Выходит слишком грубо, понимаю я, резко слишком. Она шипит, чувствуя пальцы с острыми заточенными ногтями, призванными рвать врага. В следующий миг она уже издает слабый хриплый стон, не в силах сдержаться. По столу проходят новые царапины от демонских когтей.
Ничего такого, что было с Нираэль, нет приторной сладости, заполняющей легкие — от Ишим пахнет живо, по-настоящему: страстью, песком и солнцем. Она не улыбается, не шепчет ласковые слова, только стонет — неясно, от боли, наслаждения или всего сразу — и повторяет мое имя, как проклятие. И с ней мне нравится больше.
По венам будто пустили огонь вместо крови, пламя внутри распаляется все сильней, и я сама уже бесстыдно прижимаюсь к Ишим, чувствуя кожей идущий от нее головокружительный жар. Она не стонет — придушенно кричит, охваченная дрожью, ошеломленная и сбитая моим напором.
Когда Ишим не может уже и дышать, я сама отпускаю ее, падаю на лавку, краем глаза следя за жадно вздымающейся грудью — воздуха ей явно не хватает. Ишим тихо смеется, не вставая. Я улыбаюсь несмело.
Я не умею иначе, но думаю, что Ишим поняла все то, что не высказать словами. Поняла и приняла меня, поломанную и неправильную.
— Ты меня чуть не прикончила, — шепчет она. — А Ройс еще хотел поспорить, когда ты затащишь меня в постель…
— На стол, — весело поправляю я. — Не в постель, а на стол.
Ишим опять смеется, чуть более радостно. И мимоходом замечает, что завтракать тут однозначно не будет.
Глава 17. Предательство
Я впервые просыпаюсь в собственной постели не одна: Ишим пригрелась под боком, уткнулась носом в плечо и расположила хвост на моем бедре. Она все еще спит, несмотря на довольно поздний час, и, на удивление, не пробуждается, когда я осторожно высвобождаюсь из теплых объятий, выскальзываю из комнаты. Шаги по холодному, не покрытому ковром полу звучат неожиданно громко, и я воровато оборачиваюсь на Ишим. К счастью, мои движения до сих пор не потревожили ее сон, и она, вероятно, по-прежнему думает, что я лежу рядом. Вздохнув, я натягиваю одежду и ухожу на кухню.

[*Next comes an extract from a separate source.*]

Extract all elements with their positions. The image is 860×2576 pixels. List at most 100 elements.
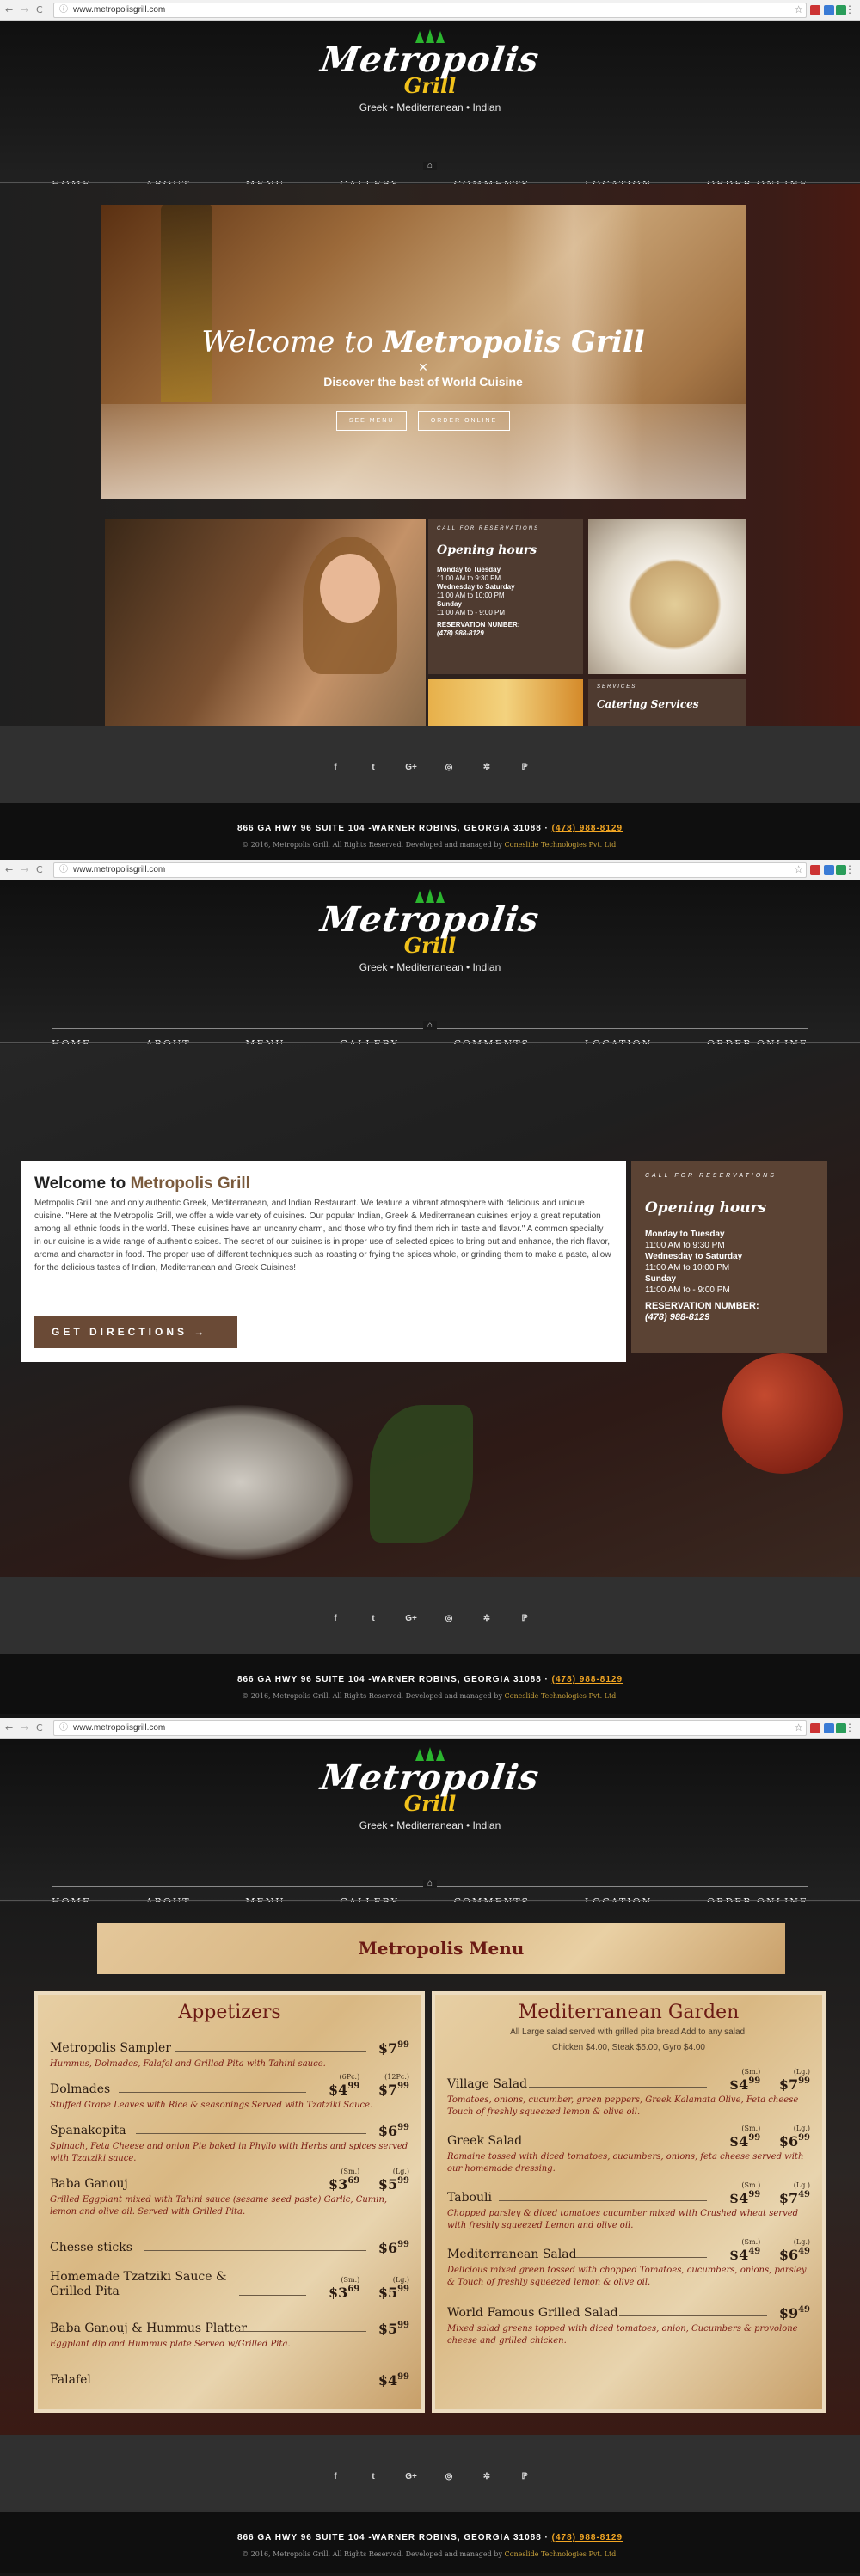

Сожалею ли я о случившемся? Возможно. До этой ночи Ишим была мне верным другом, на которого можно положиться, теперь же… Она не забудет всего этого, а царапины по всему телу не заживут еще долго. Ишим не обидится — я все ж лучше тех, кто обычно проживает в Аду, но если она захочет продолжения…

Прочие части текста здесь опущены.